St. John's-based Sparrow Bioacoustics has launched Version 3 of its stethoscope app, now integrating AI analysis, with the company releasing it first in Ukraine.

The move builds on a pilot program that has involved Ukrainian cardiology clinics piloting an earlier version of Stethophone, as the software is called, since last year. In a press release, Sparrow said the updated version will help doctors more easily identify cardiac symptoms and offer faster recommendations to patients.

“We are deeply privileged to have a chance to apply our work to first help the millions of people displaced by war in Ukraine who are symptomatic or concerned about their heart health,” said CEO Mark Attila Opauzsky.
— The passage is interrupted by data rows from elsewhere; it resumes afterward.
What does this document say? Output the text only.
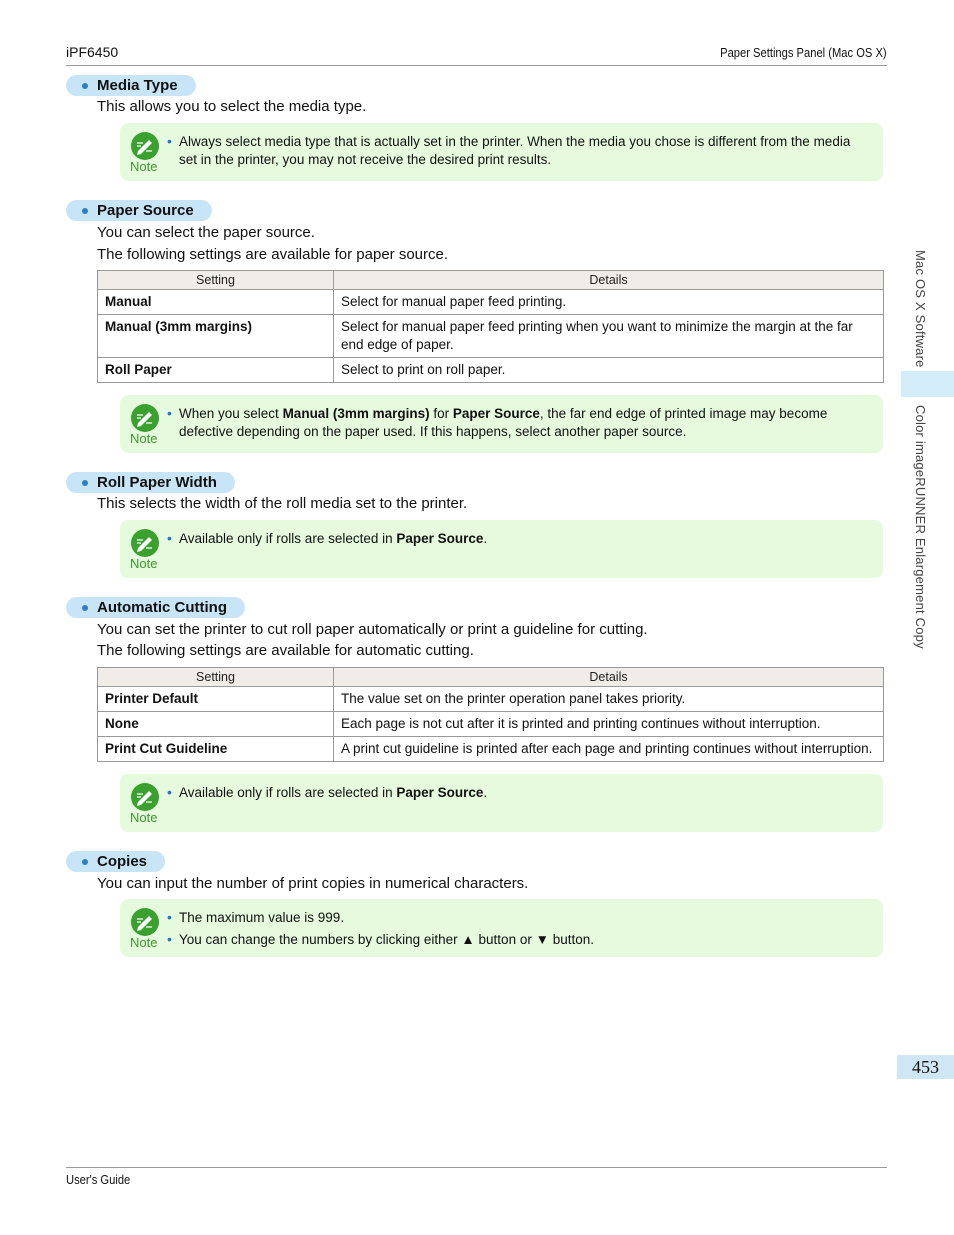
iPF6450	Paper Settings Panel (Mac OS X)
User's Guide
Mac OS X Software
Color imageRUNNER Enlargement Copy
453
Media Type
This allows you to select the media type.
Note
• Always select media type that is actually set in the printer. When the media you chose is different from the media set in the printer, you may not receive the desired print results.
Paper Source
You can select the paper source.
The following settings are available for paper source.
Setting	Details
Manual	Select for manual paper feed printing.
Manual (3mm margins)	Select for manual paper feed printing when you want to minimize the margin at the far end edge of paper.
Roll Paper	Select to print on roll paper.
Note
• When you select Manual (3mm margins) for Paper Source, the far end edge of printed image may become defective depending on the paper used. If this happens, select another paper source.
Roll Paper Width
This selects the width of the roll media set to the printer.
Note
• Available only if rolls are selected in Paper Source.
Automatic Cutting
You can set the printer to cut roll paper automatically or print a guideline for cutting.
The following settings are available for automatic cutting.
Setting	Details
Printer Default	The value set on the printer operation panel takes priority.
None	Each page is not cut after it is printed and printing continues without interruption.
Print Cut Guideline	A print cut guideline is printed after each page and printing continues without interruption.
Note
• Available only if rolls are selected in Paper Source.
Copies
You can input the number of print copies in numerical characters.
Note
• The maximum value is 999.
• You can change the numbers by clicking either ▲ button or ▼ button.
Stethophone uses a combination of a device’s microphone and software processing to amplify relevant audio. It promises to offer patients a way to self-monitor and document their symptoms in detail, for later analysis by a physician. The new AI features are intended to identify common rhythmic and structural cardiac anomalies.

While the AI-enabled version of Stethophone  is so far only available in Ukraine, and only to iPhone users, attendees at this year’s Collision Conference in Toronto did have access to a live demo.

The technology is possible thanks to the sophisticated microphones found in modern iPhones and most mid- to high-end Android devices. And because many manufacturers source parts from the same suppliers, Opauzsky has said previously there is significant standardization across brands. If the quality of a recording is poor, Stethophone will prompt the user to collect more audio, and if the quality of the microphone is completely untenable, the system will warn its user.

“We’ve benchmarked it against the gold standard digital stethoscopes and similar tools,” he said. “And in every case, we’ve come out either as good or in some cases better, in terms of what the doctor can actually hear when they hold the phone to someone’s chest.”

A version of Stethophone without the AI component was also recently approved by U.S. regulators as a Class II medical device, similar to products like blood pressure cuffs.